3/4 oz. fresh lime juice
1 oz. simple syrup
Angostura bitters to taste
Club soda to fill a Collins of ice tea glass

If you are not the designated driver, you can have a Gin Rickey if you substitute 1.5 oz. gin for the syrup and omit the bitters.


Rolling Blackouts

In some areas of the U.S. the summer heat can be so sweltering that rolling blackouts may occur to try to conserve energy. We had one occur last Thursday afternoon. The area I work in is prone to "brown-outs" during the summer, mainly in August. We have to remember to save anything we're working on every minute or so, to make sure we don't suffer too much.

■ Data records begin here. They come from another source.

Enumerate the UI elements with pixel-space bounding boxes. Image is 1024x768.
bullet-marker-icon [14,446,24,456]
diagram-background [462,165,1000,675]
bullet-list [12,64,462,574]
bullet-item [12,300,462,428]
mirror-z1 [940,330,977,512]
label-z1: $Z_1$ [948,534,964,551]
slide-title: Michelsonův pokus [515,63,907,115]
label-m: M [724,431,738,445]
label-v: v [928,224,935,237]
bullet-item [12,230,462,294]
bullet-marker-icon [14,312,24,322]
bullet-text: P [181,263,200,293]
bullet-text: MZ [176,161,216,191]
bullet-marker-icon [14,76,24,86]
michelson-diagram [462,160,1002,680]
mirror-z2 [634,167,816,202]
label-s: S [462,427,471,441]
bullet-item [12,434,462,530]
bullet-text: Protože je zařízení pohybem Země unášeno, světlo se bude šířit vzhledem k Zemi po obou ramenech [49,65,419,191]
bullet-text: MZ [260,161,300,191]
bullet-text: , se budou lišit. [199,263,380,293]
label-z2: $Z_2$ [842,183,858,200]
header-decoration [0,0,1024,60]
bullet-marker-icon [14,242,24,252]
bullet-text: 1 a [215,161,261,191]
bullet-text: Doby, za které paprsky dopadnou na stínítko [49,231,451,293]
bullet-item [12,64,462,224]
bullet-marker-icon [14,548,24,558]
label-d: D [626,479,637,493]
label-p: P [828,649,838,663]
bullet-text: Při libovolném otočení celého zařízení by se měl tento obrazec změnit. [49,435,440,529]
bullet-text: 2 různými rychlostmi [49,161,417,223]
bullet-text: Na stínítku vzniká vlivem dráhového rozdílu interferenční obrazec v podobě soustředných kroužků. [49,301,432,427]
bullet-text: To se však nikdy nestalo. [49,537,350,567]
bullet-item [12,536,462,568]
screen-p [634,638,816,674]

Be glad it was just an hour.

Be glad it was just an hour. It was two and a half weeks for where I ended up after Katrina.I didn't notice it as much as I might have, since I was driving over a hundred miles each way to & from work at a hospital in the New Orleans area and basically had time to walk the dog, scarf down a MRE, and get some sleep before turning around & doing it all again. Not sure if I was more happy to see the power back on out where I was staying, or the Highway 11 bridge being reopened to civilian traffic and thus cutting about a third out of my daily commute.


Sorry. Can't Relate At All

Storms got me drenched on Sunday. We walked to Dim Sum (my nephew and his girlfriend and I) and none of us thought to bring umbrellas - living on the edge in the big city, I suppose - but no power outage.

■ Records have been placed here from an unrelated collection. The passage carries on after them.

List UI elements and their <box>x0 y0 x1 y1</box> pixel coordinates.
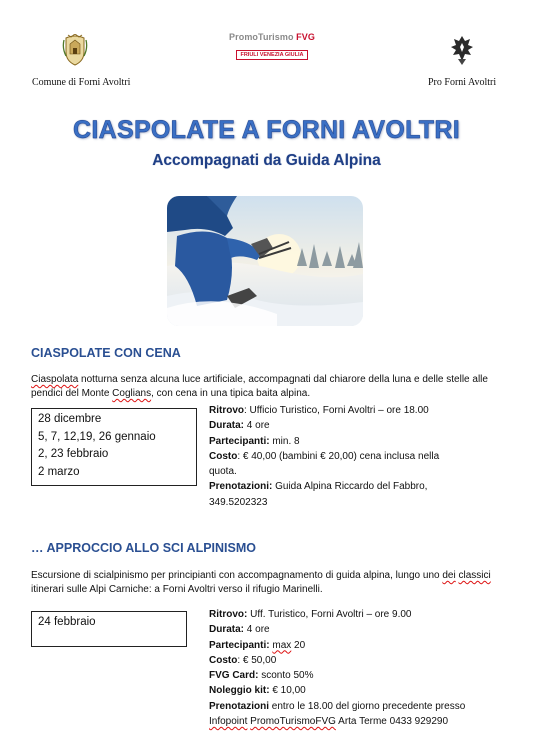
date-line: 5, 7, 12,19, 26 gennaio <box>38 430 156 443</box>
section1-intro-part2: , con cena in una tipica baita alpina. <box>151 388 311 399</box>
section1-intro-part1: notturna senza alcuna luce artificiale, accompagnati dal chiarore della luna e delle stelle alle pendici del Monte <box>31 374 488 399</box>
detail-label: Costo <box>209 654 238 666</box>
detail-label: FVG Card: <box>209 670 259 682</box>
detail-durata <box>209 622 519 637</box>
detail-fvg-card <box>209 668 519 683</box>
detail-value: 4 ore <box>244 624 270 636</box>
detail-label: Ritrovo: <box>209 609 248 620</box>
section2-intro <box>31 569 511 597</box>
detail-value-word: max <box>272 639 292 651</box>
detail-label: Costo <box>209 450 238 462</box>
detail-value-word: Infopoint <box>209 716 248 728</box>
detail-prenotazioni <box>209 479 509 494</box>
detail-label: Prenotazioni <box>209 700 270 712</box>
date-line: 2, 23 febbraio <box>38 448 109 460</box>
snowshoe-photo <box>167 196 363 326</box>
detail-label: Partecipanti: <box>209 435 270 447</box>
detail-value: Arta Terme 0433 929290 <box>335 716 449 728</box>
section2-details <box>209 607 519 729</box>
detail-value: 4 ore <box>244 420 270 432</box>
section2-intro-word2: classici <box>458 570 491 581</box>
date-line: 24 febbraio <box>38 616 96 628</box>
detail-noleggio <box>209 683 519 698</box>
section2-dates-box <box>31 611 187 647</box>
snowshoe-scene-illustration <box>167 196 363 326</box>
detail-label: Durata: <box>209 624 245 636</box>
page-subtitle: Accompagnati da Guida Alpina <box>152 152 381 169</box>
promo-logo-text: PromoTurismo <box>229 32 294 42</box>
section2-intro-part3: itinerari sulle Alpi Carniche: a Forni Avoltri verso il rifugio Marinelli. <box>31 584 323 595</box>
page-title: CIASPOLATE A FORNI AVOLTRI <box>73 116 460 144</box>
detail-value-word: PromoTurismoFVG <box>250 716 336 728</box>
detail-value: : Ufficio Turistico, Forni Avoltri – ore 18.00 <box>244 405 429 416</box>
section2-intro-word1: dei <box>442 570 456 581</box>
detail-partecipanti <box>209 638 519 653</box>
detail-value: sconto 50% <box>258 670 314 682</box>
detail-costo <box>209 449 509 464</box>
detail-partecipanti <box>209 434 509 449</box>
section2-intro-part1: Escursione di scialpinismo per principianti con accompagnamento di guida alpina, lungo uno <box>31 570 443 581</box>
detail-durata <box>209 418 509 433</box>
detail-costo-cont: quota. <box>209 466 237 478</box>
detail-value: Uff. Turistico, Forni Avoltri – ore 9.00 <box>247 609 412 620</box>
detail-value: : € 40,00 (bambini € 20,00) cena inclusa nella <box>237 450 440 462</box>
detail-label: Ritrovo <box>209 405 244 416</box>
detail-value: min. 8 <box>269 435 300 447</box>
detail-value: 20 <box>291 639 306 651</box>
detail-prenotazioni <box>209 699 519 714</box>
pro-loco-emblem-icon <box>449 34 475 66</box>
detail-costo <box>209 653 519 668</box>
promo-logo-sub: FRIULI VENEZIA GIULIA <box>236 50 307 60</box>
comune-label: Comune di Forni Avoltri <box>32 77 131 88</box>
section1-intro <box>31 373 509 401</box>
comune-crest-icon <box>62 34 88 66</box>
detail-ritrovo <box>209 403 509 418</box>
section-heading-sci-alpinismo: … APPROCCIO ALLO SCI ALPINISMO <box>31 541 257 555</box>
section1-intro-word1: Ciaspolata <box>31 374 79 385</box>
detail-label: Noleggio kit: <box>209 685 270 697</box>
detail-prenotazioni-phone: 349.5202323 <box>209 496 268 508</box>
section-heading-ciaspolate-cena: CIASPOLATE CON CENA <box>31 346 181 360</box>
date-line: 2 marzo <box>38 465 80 478</box>
section1-dates-box <box>31 408 197 486</box>
pro-loco-label: Pro Forni Avoltri <box>428 77 497 88</box>
detail-value: Guida Alpina Riccardo del Fabbro, <box>272 481 428 493</box>
detail-prenotazioni-cont <box>209 714 519 729</box>
promo-logo-accent: FVG <box>296 32 315 42</box>
section1-intro-word2: Coglians <box>112 388 152 399</box>
detail-ritrovo <box>209 607 519 622</box>
section1-details <box>209 403 509 510</box>
detail-label: Durata: <box>209 420 245 432</box>
detail-label: Prenotazioni: <box>209 481 273 493</box>
promoturismo-logo <box>222 32 322 61</box>
date-line: 28 dicembre <box>38 413 102 425</box>
detail-value: : € 50,00 <box>237 654 277 666</box>
detail-value: € 10,00 <box>269 685 306 697</box>
detail-label: Partecipanti: <box>209 639 270 651</box>
detail-value: entro le 18.00 del giorno precedente presso <box>269 700 466 712</box>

And I drank a Cream Soda, not a Lime Rickey anyway.


It's interesting that on

It's interesting that on Michael Totten's blog ( www.michaeltotten.com ) he has a long post of an interview with an Iraqi interpreter who says that the number one thing we could do to stop violence in Iraq is to get the electricity on continuously.


Life without power

My house was one of the ones that had no power for 5 days thanks to the great Seattle windstorm last winter. Thankfully, the local Fred Meyer got power back the next day, so we could at least purchase dry goods. Only thing we could really do was boil water on top of the fireplace insert. Lots of cocoa and cup o' noodles. And, being winter, the sun didn't come up until 8 and it went down around 4:30. We even had to buy a regular corded phone, because the cordless phone was a brick without electricity.

I'd never experienced a power outage of any length longer than a few hours before. It was quite an learning experience.


Callus?

Dude, the callus comes on the right hand, from pushing the needle -- index or middle finger, depending on technique. You don't get a callus from sticking yourself; that's called a "scab", and it's God's way of telling you to aim better.